Centrist Committee posted:

is this a breakdown in the M-C phase or the C-M phase, or is that the wrong way to think about it?

it’s cool to think of capital as a stagnant, accumulating mass and profit as energetic capital in motion

I'd say it's a failure of the C-M' stage but because the system knows that that part isn't working it doesn't even initiate the M-C part of the circulation. There's always the possibility of buying more C - always workers with some spare time somewhere and machinery can always be ordered - but throwing more labour into their operations would lower productivity overall and there doesn't seem to be any opportunity to expand their markets which would make a large amount of capital investment worthwhile any more.

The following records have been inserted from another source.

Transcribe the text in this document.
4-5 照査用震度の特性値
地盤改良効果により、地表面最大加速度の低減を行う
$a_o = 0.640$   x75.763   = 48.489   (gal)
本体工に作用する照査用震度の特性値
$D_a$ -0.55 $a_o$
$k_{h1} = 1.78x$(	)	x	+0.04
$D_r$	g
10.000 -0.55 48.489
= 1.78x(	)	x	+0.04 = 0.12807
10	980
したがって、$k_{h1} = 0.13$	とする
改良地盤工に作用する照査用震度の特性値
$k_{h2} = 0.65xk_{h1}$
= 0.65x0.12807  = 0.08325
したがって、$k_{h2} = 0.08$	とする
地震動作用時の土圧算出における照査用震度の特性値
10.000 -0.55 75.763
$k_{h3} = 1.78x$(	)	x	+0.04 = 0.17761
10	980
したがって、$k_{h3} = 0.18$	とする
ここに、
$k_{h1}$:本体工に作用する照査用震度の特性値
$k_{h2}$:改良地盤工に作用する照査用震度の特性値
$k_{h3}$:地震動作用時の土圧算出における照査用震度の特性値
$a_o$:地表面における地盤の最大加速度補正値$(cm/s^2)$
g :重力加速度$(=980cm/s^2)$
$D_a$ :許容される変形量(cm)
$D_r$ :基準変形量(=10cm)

It's a good point about thinking of already existing capital as the stagnant lump though, really demonstrates the 'dead labour' part of capitalism.

namesake
Jun 19, 2006

"When I was a girl, around 12 or 13, I had a fantasy that I'd grow up to marry Captain Scarlet, but he'd be busy fighting the Mysterons so I'd cuckold him with the sexiest people I could think of - Nigel Mansell, Pat Sharp and Mr. Blobby."

Yeah the calculation debate was won by the socialists because even when an economy is reduced to the circulation of goods for a monetary equivalent, which is what the Austrian and Neoclassical schools try to present as the totality of it all, then systems which abolish private property into whatever form of collective ownership the socialist was arguing for and even when the monetary equivalent was replaced with a socialist alternative like exchange in kind then these 'market' mechanisms operate and clear in much the same way as the capitalist theorists said money and prices were required for.

It's moot really except for the argument about how planning national or global economies is supposedly beyond reasonable or possible calculation and so separate warring capitalism is the only real choice, and we have both theoretical and real world demonstrations about just how viable it is now.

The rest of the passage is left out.